Superorganismo
Um superorganismo ou supraorganismo (este último é menos frequentemente usado, mas mais etimologicamente correto)[1] é um grupo de organismos sinergeticamente interativos da mesma espécie. Uma comunidade de organismos sinergeticamente interativos de diferentes espécies é chamada de holobionte.
Conceito
editarO termo superorganismo é usado com mais frequência para descrever uma unidade social de animais eusociais, onde a divisão do trabalho é altamente especializada e onde os indivíduos não são capazes de sobreviver sozinhos por longos períodos. As formigas são o exemplo mais conhecido desse superorganismo. Um superorganismo pode ser definido como "uma coleção de agentes que podem atuar em conjunto para produzir fenômenos governados pelo coletivo",[2] sendo qualquer fenômeno "a colmeia quer", como formigas coletando comida e evitando predadores,[3][4] ou abelhas escolhendo um novo local de nidificação.[5] Superorganismos tendem a exibir homeostase, escalonamento da lei de potência, desequilíbrio persistente e comportamentos emergentes.[6]
O termo foi cunhado em 1789 por James Hutton, o "pai da geologia", para se referir à Terra no contexto da geofisiologia. A hipótese de Gaia de James Lovelock[7] e Lynn Margulis, bem como o trabalho de Hutton, Vladimir Vernadsky e Guy Murchie, sugeriram que a própria biosfera pode ser considerada um superorganismo, embora isso tenha sido contestado.[8] Esta visão refere-se à teoria de sistemas e à dinâmica de um sistema complexo.
O conceito de superorganismo levanta a questão do que deve ser considerado um indivíduo. A crítica de Toby Tyrrell à hipótese de Gaia argumenta que o sistema climático da Terra não se parece com o sistema fisiológico de um animal. As biosferas planetárias não são rigidamente reguladas da mesma maneira que os corpos animais são: "os planetas, diferentemente dos animais, não são produtos da evolução. Portanto, temos o direito de ser altamente céticos (ou até mesmo desdenhosos) sobre esperar algo semelhante a um 'superorganismo'". Ele conclui que "a analogia do superorganismo é injustificada".[8]

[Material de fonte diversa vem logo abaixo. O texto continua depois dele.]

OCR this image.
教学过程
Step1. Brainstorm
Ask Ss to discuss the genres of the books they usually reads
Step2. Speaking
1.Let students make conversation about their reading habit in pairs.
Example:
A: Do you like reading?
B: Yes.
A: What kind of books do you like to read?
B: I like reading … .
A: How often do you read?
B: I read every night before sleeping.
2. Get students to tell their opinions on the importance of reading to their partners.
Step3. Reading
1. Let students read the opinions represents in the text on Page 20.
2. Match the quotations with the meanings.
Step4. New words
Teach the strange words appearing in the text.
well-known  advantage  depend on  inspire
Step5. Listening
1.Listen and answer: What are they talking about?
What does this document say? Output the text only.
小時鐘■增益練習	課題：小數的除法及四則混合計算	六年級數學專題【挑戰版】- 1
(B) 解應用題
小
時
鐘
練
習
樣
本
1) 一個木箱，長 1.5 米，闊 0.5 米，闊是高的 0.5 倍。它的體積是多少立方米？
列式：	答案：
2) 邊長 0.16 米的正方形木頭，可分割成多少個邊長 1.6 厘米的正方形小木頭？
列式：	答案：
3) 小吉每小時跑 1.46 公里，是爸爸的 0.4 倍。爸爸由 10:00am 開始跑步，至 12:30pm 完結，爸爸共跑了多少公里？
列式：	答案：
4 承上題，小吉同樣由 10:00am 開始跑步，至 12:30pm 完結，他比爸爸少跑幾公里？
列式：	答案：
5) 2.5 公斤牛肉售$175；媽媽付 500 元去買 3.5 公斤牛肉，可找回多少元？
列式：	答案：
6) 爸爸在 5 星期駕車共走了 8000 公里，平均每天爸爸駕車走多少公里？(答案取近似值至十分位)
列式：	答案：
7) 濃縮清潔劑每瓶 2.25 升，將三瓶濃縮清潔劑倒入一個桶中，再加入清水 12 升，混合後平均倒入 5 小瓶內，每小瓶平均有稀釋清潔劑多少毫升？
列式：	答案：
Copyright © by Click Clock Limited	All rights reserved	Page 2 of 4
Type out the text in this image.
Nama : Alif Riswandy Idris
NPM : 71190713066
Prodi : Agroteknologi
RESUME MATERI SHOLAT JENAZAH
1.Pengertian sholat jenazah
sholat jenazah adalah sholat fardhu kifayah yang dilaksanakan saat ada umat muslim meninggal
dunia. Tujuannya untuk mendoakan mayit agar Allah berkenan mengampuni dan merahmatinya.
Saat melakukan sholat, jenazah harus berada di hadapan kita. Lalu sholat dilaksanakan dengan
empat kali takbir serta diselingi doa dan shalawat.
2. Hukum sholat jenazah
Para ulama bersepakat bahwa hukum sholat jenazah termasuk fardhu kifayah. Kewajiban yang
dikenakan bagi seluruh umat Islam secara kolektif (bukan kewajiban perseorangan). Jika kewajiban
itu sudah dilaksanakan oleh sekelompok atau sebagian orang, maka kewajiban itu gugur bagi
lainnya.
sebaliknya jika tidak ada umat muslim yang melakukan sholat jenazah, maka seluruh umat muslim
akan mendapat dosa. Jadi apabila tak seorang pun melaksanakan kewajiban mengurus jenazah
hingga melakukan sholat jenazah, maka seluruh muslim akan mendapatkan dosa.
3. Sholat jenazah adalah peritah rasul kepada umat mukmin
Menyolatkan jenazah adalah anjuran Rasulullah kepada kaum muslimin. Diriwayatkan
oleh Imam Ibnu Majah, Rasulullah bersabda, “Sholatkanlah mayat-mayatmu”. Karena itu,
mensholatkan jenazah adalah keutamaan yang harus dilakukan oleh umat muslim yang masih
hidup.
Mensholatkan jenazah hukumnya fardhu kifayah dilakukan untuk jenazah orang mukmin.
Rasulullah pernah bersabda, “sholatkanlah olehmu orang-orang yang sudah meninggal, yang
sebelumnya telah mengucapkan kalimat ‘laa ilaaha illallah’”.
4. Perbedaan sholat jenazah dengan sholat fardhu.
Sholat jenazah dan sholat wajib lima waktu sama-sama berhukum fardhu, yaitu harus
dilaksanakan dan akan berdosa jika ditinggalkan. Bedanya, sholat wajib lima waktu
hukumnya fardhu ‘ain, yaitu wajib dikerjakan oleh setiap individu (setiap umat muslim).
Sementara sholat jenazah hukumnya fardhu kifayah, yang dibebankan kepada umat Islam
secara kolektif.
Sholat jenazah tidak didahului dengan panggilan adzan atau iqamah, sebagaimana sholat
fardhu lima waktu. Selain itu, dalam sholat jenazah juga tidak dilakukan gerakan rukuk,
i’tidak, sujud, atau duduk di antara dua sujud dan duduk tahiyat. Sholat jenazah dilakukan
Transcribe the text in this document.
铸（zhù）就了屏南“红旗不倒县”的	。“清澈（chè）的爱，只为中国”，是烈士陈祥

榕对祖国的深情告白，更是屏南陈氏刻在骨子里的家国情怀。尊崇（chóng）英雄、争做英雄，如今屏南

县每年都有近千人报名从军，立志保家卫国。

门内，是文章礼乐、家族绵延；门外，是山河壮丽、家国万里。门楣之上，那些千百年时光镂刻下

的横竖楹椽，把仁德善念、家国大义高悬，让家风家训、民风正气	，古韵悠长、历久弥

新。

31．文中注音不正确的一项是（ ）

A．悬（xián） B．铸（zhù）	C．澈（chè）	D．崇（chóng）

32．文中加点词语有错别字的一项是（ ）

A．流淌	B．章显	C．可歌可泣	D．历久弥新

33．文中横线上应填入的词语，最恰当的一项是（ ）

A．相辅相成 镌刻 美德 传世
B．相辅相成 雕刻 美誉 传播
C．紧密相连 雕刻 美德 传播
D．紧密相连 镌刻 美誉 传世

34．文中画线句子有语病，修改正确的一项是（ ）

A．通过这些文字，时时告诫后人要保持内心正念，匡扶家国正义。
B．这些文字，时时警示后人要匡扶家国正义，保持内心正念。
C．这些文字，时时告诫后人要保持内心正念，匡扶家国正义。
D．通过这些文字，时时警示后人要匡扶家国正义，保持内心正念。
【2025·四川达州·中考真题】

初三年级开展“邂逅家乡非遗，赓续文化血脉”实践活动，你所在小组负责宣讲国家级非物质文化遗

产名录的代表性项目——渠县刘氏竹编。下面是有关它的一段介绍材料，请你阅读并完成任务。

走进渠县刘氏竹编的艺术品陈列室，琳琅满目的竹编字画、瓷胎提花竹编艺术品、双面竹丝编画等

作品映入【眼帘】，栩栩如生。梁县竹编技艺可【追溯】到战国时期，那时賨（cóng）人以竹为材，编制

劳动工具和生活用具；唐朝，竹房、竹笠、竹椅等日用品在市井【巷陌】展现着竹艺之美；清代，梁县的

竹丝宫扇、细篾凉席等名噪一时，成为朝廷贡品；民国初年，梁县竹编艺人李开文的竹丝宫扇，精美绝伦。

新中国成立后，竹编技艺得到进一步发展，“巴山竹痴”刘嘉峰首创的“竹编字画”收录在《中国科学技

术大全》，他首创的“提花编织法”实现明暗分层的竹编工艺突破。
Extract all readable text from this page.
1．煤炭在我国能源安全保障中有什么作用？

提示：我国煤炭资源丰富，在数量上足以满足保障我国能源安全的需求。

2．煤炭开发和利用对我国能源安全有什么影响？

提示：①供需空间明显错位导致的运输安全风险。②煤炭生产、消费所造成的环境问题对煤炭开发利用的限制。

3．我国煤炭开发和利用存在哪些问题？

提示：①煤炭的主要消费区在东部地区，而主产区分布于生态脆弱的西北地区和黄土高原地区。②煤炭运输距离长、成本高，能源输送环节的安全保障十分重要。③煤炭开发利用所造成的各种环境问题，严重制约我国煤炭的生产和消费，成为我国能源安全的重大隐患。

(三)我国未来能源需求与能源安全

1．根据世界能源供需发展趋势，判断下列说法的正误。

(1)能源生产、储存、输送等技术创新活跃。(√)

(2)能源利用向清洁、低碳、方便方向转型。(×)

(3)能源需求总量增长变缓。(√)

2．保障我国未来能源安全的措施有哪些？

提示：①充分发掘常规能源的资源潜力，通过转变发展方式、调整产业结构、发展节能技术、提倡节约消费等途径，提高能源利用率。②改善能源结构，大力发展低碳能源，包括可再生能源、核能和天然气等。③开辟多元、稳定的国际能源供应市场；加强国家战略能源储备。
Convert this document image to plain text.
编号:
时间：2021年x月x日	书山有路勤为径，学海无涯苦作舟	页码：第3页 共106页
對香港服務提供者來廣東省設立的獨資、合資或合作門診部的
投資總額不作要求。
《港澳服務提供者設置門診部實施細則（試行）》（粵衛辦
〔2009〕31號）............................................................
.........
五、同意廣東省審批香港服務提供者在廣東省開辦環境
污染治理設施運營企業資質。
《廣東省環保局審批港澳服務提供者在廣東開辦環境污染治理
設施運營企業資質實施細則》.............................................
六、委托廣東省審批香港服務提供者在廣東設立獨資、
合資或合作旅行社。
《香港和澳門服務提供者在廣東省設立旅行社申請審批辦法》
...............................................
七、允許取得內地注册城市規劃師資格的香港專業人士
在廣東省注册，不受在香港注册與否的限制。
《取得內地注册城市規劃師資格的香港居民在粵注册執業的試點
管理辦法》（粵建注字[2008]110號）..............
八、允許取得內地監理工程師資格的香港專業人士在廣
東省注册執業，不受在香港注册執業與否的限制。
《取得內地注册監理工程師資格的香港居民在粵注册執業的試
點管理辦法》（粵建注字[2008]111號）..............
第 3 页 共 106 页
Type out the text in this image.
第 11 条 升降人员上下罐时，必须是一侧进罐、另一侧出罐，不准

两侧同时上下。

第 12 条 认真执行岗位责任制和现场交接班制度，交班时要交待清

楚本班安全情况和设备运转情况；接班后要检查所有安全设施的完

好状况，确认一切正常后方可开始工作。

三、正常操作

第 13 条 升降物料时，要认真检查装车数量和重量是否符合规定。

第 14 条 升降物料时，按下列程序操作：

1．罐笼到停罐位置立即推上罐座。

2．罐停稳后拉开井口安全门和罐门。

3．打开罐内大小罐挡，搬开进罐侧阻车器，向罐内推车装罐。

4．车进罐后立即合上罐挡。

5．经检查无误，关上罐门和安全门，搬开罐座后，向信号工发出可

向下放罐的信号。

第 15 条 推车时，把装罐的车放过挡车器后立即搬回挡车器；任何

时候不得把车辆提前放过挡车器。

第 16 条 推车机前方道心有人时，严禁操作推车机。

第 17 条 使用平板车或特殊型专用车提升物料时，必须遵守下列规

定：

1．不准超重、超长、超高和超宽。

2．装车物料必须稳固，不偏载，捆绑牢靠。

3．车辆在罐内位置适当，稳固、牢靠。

Alguns cientistas sugeriram que seres humanos individuais podem ser considerados "superorganismos";[9] como um sistema digestivo humano típico contém 1013 a 1014 de microrganismos cujo genoma coletivo, o microbioma estudado pelo Projeto Microbioma Humano, contém pelo menos 100 vezes mais genes do que o próprio genoma humano.[10][11] Salvucci escreveu que o superorganismo é outro nível de integração que é observado na natureza. Esses níveis incluem os níveis genômico, orgânico e ecológico. A estrutura genômica do organismo revela o papel fundamental da integração e do rearranjo genético ao longo da evolução.[12]
Na teoria social
editarO pensador do século XIX, Herbert Spencer, cunhou o termo super-orgânico para se concentrar na organização social (o primeiro capítulo dos Princípios de Sociologia é intitulado "Evolução Super-orgânica"[13]), embora aparentemente fosse uma distinção entre o orgânico e o social, não uma identidade: Spencer explorou a natureza holística da sociedade como um organismo social, enquanto distinguia as maneiras pelas quais a sociedade não se comportava como um organismo.[14] Para Spencer, o super-orgânico era uma propriedade emergente de organismos interagentes, isto é, seres humanos. E, como foi argumentado por D. C. Phillips, existe uma "diferença entre emergência e reducionismo".[15]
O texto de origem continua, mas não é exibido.